Ich zünde mir die letzte Zigarette, die ich in dem zerknüllten Softpack finde, an (wie passend) und laufe los, schreibe eine frische Spur in die ansonsten makellose Schneedecke. Irgendwo in der Ferne höre ich ein paar Betrunkene grölen, an einer Straßenecke stehen ein Männlein und ein Weiblein eng umschlungen im Schneegestöber.

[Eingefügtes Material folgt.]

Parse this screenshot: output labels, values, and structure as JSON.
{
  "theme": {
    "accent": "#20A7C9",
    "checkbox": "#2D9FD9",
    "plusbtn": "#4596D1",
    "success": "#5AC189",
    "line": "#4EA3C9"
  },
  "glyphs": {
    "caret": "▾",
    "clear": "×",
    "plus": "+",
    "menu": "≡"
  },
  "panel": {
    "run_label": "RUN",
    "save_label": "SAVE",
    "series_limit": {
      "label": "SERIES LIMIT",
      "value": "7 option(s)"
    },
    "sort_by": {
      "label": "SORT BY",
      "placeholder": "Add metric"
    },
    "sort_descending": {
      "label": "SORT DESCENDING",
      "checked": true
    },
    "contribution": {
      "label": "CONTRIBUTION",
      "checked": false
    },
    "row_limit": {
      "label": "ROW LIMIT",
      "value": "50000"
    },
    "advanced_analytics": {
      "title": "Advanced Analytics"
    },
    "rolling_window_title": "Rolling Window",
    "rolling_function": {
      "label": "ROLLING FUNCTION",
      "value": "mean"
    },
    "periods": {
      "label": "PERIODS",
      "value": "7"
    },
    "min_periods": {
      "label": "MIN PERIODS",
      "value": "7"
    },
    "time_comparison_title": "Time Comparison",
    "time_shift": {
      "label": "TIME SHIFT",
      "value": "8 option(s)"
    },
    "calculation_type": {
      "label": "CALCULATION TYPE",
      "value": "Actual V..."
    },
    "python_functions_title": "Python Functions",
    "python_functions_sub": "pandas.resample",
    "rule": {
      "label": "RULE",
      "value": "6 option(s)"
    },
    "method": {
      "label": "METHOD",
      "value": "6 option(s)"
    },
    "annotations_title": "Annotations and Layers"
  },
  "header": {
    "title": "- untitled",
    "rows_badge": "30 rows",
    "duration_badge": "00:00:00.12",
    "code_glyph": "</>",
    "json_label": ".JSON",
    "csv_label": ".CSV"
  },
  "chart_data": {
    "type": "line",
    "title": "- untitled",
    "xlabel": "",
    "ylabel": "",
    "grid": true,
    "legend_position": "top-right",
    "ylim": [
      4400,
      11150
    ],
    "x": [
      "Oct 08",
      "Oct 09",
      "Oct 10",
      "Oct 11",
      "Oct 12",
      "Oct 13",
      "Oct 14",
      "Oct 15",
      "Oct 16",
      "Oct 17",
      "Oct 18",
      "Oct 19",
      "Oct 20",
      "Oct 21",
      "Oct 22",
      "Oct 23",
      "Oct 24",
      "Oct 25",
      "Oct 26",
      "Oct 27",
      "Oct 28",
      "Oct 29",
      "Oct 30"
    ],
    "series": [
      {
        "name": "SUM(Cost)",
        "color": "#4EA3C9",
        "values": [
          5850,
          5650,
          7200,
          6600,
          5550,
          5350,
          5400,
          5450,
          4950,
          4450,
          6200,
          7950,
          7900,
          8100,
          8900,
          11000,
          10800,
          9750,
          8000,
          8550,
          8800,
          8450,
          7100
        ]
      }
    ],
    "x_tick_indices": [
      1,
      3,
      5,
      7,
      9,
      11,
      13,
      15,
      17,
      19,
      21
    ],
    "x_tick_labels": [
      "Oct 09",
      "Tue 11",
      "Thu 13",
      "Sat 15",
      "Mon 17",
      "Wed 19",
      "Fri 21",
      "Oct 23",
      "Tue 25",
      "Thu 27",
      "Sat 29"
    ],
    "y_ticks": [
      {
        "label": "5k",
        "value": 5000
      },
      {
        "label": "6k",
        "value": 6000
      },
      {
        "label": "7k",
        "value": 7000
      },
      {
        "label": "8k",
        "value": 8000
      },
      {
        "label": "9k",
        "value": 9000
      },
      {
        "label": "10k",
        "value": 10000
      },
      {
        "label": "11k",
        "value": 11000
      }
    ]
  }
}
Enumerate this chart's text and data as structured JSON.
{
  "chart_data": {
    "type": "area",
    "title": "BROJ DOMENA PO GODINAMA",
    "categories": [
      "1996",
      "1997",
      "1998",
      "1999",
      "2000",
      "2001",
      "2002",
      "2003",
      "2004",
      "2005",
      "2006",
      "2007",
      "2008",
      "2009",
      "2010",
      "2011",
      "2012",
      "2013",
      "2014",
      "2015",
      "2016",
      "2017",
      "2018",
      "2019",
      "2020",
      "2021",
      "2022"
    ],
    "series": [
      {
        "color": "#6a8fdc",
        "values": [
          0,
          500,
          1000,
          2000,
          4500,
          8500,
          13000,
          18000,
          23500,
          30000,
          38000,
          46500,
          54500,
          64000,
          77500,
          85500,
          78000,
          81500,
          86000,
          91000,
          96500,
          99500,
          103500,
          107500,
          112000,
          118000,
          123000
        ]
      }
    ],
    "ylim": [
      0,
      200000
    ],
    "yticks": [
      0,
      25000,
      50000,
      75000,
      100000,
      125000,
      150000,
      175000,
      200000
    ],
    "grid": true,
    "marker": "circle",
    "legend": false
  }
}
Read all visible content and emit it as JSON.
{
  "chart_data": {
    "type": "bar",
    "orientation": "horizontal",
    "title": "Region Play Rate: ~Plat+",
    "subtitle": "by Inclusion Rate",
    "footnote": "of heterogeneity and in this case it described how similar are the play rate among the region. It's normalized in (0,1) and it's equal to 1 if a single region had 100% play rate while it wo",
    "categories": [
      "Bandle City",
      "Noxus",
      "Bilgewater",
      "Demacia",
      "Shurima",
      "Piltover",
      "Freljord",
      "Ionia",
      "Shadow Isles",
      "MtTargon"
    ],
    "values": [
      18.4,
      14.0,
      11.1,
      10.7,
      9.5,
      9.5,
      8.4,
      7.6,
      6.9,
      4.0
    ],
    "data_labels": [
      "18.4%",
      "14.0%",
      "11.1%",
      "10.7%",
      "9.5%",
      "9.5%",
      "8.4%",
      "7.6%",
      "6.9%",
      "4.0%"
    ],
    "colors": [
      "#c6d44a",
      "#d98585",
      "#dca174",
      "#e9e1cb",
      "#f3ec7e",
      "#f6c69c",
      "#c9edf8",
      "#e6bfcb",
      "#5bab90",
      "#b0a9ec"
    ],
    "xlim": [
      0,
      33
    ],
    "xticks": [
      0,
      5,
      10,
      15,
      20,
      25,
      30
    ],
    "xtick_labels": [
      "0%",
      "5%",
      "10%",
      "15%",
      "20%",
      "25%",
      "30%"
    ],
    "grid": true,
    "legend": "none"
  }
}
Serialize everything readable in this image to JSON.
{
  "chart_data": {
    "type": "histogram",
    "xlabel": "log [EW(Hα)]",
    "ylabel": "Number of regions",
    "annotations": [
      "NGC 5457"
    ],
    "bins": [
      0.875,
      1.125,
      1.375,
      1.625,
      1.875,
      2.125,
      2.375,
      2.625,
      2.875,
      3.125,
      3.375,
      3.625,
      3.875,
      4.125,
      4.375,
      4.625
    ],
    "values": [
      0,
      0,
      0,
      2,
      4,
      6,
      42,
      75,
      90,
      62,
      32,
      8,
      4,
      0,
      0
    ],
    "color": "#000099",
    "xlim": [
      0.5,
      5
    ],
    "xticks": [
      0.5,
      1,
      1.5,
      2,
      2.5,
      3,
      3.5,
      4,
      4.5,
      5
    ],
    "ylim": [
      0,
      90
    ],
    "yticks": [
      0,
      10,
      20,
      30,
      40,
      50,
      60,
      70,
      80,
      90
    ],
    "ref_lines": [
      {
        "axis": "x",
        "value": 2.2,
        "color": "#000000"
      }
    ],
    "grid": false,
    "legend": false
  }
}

Ich schlage den Weg in die Felder ein, dorthin wo niemand sonst ist und setze mich schließlich auf die Lehne einer eingeschneiten Bank, sehe auf die Felder und die schwach beleuchteten Straßen hinab und warte auf das für kurz nach zwei Uhr vorhergesagte Ende der Welt.

Freitag, 1. Oktober 2010

Un-Ich

Ich sitze also hier herum, lasse das neue Album von den Chemical Brothers laufen, danach Londinium von Archive, und schaue der Zeit beim Vorbeifliegen zu, greife nach einzelnen Sekunden, halte sie in meinen Händen gefangen weil ich glaube dass sie etwas bedeuten, betrachte sie ganz genau, von jeder Seite und lasse sie dann wieder frei. Sich in irgendwas zu verlieren ist so einfach, das Wiederfinden ist es, das schwer fällt. Konzentration ist ein wertvolles Gut, aber schnell getauscht für Träumerei, für das Gefühl des Fliegens zwischen tausend Stimmen und Stille, zwischen Sonne, Mond und Sternen. Nichts erreicht, nichts geschafft, nichts versucht, nur geträumt. Pfui! Schäm dich!
Ich genieße die sanften Vibrationen der warmen Holzplatte unter meinen Handgelenken. Nur ein bisschen mehr. Ein bisschen länger, nicht mehr lang. Drehe am Volume-Knopf, mehr Bass, mehr Vibration, mehr Träumerei, mehr Hypnose, ein klitzekleines Stück Tod. Wieder versuche ich mich zu konzentrieren. Zieh am Seil! Die Reißleine reißt, der Wind reißt an mir, nur einen Augenblick, dann bin ich schwerelos. Unter dem Himmel herrscht Nebel, hängt drohend über Bergen, Tälern, Wäldern, Seelen, macht alles grau und kalt. Klarheit: Unklar. Wissen: Unwissen. Menschen: Unmenschen. Ich: Un-Ich.

Antiquität: Der Narr

nur ein narr,
nur eine illusion,
eine täuschung
ohne weitere funktion

nur ein versuch
doch keine illusion,
keine täuschung
...

nur ein narr,
eine illusion
doch keine täuschung
denn er ist real...

gut oder schlecht
oder nur ein narr?
gut oder unrecht?
wirklich echt?

nur echt in der zeit
nicht im raum...
im traum?
der narr...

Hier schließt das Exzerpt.